I am really glad that u are able to let everyone know who u are! I think its important we are our true self at all times even when people may not necessarily agree or like who we are. Ultimately if u are happy with the life you are living and most importantly u accept who u are then really what others think/do or say is irrelevant! U are brave and I really admire that and though we are family and we haven’t really had the opportunity to meet and connect like u have with my sister I am proud of you for being urself and being open enough to share that part of yourself with us! I just pray we all have the confidence of being ourselves without thinking about what others think of us!
Hi coz!

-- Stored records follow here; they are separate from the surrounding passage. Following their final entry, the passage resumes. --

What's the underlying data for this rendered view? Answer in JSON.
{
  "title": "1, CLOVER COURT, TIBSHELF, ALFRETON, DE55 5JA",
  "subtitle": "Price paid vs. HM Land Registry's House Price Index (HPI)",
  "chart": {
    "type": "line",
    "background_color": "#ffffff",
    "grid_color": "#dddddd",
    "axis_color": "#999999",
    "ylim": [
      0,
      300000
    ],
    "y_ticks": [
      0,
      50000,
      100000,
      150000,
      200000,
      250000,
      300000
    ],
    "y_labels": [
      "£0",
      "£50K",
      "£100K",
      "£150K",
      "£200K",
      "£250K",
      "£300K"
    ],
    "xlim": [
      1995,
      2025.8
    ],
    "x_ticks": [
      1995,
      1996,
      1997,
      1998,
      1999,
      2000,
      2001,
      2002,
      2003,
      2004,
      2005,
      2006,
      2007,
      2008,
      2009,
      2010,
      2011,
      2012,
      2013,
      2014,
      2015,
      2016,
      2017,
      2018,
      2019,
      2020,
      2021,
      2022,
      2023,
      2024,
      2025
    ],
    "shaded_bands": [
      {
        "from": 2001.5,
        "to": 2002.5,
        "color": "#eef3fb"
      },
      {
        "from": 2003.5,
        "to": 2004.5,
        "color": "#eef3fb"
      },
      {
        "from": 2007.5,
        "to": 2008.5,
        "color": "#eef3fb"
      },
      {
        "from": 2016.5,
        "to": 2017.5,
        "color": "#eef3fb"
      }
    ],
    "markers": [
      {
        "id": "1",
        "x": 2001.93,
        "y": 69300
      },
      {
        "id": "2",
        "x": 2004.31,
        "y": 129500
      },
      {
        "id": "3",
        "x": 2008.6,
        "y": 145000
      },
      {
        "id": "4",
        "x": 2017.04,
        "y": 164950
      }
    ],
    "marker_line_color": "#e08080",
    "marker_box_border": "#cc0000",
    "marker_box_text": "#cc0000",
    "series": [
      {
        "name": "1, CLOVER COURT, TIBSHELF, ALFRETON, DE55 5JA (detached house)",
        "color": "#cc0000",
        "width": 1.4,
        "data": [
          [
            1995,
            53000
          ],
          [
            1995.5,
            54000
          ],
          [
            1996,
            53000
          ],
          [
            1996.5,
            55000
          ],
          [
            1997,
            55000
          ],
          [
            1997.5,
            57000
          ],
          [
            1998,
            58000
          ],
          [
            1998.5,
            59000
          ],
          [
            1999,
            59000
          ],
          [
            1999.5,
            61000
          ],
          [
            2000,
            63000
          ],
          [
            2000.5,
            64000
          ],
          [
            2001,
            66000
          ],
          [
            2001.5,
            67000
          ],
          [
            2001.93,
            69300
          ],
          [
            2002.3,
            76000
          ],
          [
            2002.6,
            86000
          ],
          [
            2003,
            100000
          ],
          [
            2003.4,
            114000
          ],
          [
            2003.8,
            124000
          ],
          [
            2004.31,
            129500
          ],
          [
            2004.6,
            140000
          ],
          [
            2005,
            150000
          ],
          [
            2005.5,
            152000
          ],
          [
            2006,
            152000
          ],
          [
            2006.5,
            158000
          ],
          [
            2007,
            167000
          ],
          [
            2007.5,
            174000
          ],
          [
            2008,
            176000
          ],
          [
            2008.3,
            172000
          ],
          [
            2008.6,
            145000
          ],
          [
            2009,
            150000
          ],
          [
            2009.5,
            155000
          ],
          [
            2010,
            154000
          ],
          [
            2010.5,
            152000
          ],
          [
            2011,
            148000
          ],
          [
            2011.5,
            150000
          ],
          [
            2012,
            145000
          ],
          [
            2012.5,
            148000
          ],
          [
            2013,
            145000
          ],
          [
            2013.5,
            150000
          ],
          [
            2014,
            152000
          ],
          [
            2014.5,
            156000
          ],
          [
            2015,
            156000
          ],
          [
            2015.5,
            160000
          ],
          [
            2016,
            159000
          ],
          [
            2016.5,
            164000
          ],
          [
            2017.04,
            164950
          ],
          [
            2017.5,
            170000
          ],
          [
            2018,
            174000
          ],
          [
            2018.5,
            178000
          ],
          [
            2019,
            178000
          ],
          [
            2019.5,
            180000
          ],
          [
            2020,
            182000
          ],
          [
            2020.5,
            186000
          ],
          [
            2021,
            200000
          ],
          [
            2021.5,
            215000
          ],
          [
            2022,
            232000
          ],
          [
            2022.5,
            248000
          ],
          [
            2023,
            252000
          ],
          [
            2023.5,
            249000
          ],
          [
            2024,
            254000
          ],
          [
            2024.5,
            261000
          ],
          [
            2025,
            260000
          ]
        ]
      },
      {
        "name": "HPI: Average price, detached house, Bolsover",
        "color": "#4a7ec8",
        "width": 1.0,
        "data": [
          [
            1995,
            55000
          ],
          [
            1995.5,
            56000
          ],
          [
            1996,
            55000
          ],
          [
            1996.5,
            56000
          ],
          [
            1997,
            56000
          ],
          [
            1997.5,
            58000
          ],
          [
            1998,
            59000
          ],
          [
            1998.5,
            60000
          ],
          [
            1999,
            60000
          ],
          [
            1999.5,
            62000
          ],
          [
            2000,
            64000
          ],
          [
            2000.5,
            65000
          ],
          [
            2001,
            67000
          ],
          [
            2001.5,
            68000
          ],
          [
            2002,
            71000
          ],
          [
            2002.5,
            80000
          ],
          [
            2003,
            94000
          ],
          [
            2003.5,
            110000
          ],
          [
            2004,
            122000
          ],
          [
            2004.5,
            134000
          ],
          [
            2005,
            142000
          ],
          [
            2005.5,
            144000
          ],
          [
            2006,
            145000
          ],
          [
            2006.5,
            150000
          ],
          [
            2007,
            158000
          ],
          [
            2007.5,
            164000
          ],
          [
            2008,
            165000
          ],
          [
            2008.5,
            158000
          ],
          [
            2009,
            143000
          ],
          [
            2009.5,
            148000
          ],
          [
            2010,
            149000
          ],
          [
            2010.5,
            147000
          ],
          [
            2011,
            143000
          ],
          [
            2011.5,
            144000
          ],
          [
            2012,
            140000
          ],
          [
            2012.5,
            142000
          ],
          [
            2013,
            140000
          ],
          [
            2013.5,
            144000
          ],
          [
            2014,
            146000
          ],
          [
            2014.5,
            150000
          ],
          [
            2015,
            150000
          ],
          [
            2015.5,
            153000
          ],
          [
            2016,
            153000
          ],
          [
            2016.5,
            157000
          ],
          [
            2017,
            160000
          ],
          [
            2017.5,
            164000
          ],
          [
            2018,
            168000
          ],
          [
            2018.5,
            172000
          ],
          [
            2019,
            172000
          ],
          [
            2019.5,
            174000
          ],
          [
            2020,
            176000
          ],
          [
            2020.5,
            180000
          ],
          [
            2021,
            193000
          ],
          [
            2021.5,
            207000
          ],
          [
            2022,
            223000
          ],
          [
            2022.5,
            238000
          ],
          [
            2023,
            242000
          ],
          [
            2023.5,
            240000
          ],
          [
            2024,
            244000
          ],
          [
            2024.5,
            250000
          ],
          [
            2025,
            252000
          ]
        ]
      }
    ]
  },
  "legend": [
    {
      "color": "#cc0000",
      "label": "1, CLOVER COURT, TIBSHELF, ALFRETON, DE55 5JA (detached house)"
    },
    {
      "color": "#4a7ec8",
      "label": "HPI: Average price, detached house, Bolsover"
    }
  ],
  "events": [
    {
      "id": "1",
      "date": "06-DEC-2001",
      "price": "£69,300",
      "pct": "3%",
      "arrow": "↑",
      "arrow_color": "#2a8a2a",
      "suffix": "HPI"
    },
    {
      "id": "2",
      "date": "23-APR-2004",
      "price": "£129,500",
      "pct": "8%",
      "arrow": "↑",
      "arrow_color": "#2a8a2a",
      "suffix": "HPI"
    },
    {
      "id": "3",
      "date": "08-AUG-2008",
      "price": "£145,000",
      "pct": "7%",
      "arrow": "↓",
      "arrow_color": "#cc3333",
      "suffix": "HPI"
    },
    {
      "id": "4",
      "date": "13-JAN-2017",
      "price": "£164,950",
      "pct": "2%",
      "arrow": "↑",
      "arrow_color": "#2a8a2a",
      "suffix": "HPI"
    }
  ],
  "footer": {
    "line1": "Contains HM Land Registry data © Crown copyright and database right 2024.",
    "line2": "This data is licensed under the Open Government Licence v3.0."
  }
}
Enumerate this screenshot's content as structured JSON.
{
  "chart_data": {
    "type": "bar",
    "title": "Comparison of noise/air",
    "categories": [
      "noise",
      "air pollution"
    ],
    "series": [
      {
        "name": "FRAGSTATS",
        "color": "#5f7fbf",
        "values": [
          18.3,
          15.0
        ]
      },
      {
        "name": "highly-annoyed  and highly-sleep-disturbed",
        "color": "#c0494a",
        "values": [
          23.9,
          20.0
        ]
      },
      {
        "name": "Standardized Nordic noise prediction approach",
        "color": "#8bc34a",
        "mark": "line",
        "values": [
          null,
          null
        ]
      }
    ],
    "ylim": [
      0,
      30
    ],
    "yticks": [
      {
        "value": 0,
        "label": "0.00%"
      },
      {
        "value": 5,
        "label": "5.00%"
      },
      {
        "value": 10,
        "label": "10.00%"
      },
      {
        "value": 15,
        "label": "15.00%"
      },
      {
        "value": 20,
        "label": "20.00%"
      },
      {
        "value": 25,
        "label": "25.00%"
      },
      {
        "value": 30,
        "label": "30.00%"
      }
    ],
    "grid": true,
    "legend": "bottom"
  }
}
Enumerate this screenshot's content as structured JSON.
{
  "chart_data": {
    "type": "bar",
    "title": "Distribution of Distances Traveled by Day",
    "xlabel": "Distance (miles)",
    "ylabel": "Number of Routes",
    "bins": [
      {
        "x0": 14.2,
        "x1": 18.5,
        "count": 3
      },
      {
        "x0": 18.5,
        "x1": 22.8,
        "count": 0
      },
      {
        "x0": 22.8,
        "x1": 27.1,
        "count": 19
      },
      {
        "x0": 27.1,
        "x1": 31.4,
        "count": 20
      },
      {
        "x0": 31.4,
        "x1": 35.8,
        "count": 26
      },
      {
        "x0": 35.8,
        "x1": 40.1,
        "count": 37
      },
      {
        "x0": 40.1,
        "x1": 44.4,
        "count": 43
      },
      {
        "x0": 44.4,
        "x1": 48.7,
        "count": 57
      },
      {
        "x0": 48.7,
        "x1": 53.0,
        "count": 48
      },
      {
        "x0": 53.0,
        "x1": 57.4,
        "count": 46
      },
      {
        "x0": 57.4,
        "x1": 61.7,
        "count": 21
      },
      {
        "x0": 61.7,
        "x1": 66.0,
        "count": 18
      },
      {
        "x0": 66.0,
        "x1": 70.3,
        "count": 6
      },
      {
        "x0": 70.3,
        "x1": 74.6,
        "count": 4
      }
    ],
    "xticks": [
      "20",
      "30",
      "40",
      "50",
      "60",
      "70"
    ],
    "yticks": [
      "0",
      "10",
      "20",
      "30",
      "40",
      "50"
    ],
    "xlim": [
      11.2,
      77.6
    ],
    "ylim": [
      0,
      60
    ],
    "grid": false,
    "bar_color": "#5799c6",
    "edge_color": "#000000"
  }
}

Sorry for the delay in writing. I am grateful for the outpouring of support especially from this particular root of the Elliott clan. Means loads to me! We will meet one day, soon I hope. Btw, I’m dating someone from Toronto ;-).
Kukua, my dear niece, well done you are so brave and I am proud of you. so my question is why didnt you say anything when we were trying to hook you up with our friend. I guess y ou were not sure how we would react. Well my dear it is not my place to judge you or anyone for that matter. It is who y ou are and you have to be true to yourself and nobody else. Please feel free to talk to me about it and be happy and do get on with your life. Stay blessed my dear and keep the skirts short. ha ha hahaha Stay blessed. Aunty Maame
Thanks Aunty Maame. This trip home was difficult for that very reason. I had been in a loving and caring relationship for a while but I couldn’t tell anyone about it so I played the singles card just to be on the safe side. Miss you and home and the rest of the clan but now you know why I live in San Francisco.
I admired you before, and I admire you now!
Believe it or not, you Dorea, Calleen and Saderia were the ones I was most worried about. Thank you. Love you loads, miss you, and think of you as I remember my dad’s 9th anniversary. You are always in my heart.
My friend, I read all the comments and I am so happy that your family has reached out to you. I know it means so much to you. BTW, why do you call yourself queer? is it not derogatory? Is that the accepted word? Just a thought! Stay blessed!